Para entender a revolução dos chiplets, primeiro precisamos olhar para o design monolítico. Tradicionalmente, processadores eram fabricados como uma única peça inteira de silício. Uma forma prática de entender isso é a seguinte: imagine isso como um grande condomínio onde todos os apartamentos, a portaria e as áreas comuns são construídos sob o mesmo teto, em uma única estrutura. Essas são representações das diferentes partes da CPU.

No design tradicional (monolítico), todos os componentes do processador (núcleos, controladora de memória e gráficos integrados) são fabricados em um único bloco de silício. O problema é que, se uma pequena parte crítica desse "super chip" falhar na linha de produção, a peça inteira muitas vezes precisa ser descartada. Isso torna a fabricação de chips com muitos núcleos extremamente cara e ineficiente.

A solução é o Core Chiplet Die. De forma generalista, esse termo refere-se a qualquer "die" (um pedaço individual de silício) especializado em uma função específica dentro do processador. Em vez de um bloco gigante, temos vários chiplets menores que, juntos, formam o cérebro do computador.

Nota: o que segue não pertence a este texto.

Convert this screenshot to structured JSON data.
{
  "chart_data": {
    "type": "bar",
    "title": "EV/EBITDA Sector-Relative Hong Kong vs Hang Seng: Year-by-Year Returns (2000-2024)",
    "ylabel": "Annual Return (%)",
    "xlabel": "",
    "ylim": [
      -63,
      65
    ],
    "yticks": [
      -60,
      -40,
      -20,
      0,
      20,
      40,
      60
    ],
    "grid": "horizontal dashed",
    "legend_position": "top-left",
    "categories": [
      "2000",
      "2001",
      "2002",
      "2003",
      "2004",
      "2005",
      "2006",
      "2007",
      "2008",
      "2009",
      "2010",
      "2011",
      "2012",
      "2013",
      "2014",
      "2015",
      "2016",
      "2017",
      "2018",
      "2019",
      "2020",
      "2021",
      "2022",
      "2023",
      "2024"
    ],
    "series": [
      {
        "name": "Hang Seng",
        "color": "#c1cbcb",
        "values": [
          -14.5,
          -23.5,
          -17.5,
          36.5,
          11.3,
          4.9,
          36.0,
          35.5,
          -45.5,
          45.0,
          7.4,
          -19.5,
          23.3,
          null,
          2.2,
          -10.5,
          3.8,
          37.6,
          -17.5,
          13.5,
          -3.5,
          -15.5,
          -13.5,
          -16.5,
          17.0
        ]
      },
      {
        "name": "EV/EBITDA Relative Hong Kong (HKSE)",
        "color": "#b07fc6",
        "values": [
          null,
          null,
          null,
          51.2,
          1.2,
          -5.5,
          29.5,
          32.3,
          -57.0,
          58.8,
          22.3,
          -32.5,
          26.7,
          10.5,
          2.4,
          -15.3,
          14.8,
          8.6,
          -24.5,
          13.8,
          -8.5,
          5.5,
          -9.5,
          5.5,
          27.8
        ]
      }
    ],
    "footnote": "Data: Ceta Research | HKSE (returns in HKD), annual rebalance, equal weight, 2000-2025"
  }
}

Chiplet Die vs. Core Complex Die: não confunda as siglas

Aqui é onde muitos entusiastas se perdem. É comum vermos a sigla CCD (Core Complex Die) ser usada para os dois conceitos que, embora parecidos, possuem hierarquias diferentes. O Core Chiplet Die é o termo amplo e generalista e define a unidade modular de silício. Podemos ter chiplets de entrada e saída (I/O), chiplets de memória ou chiplets de núcleos.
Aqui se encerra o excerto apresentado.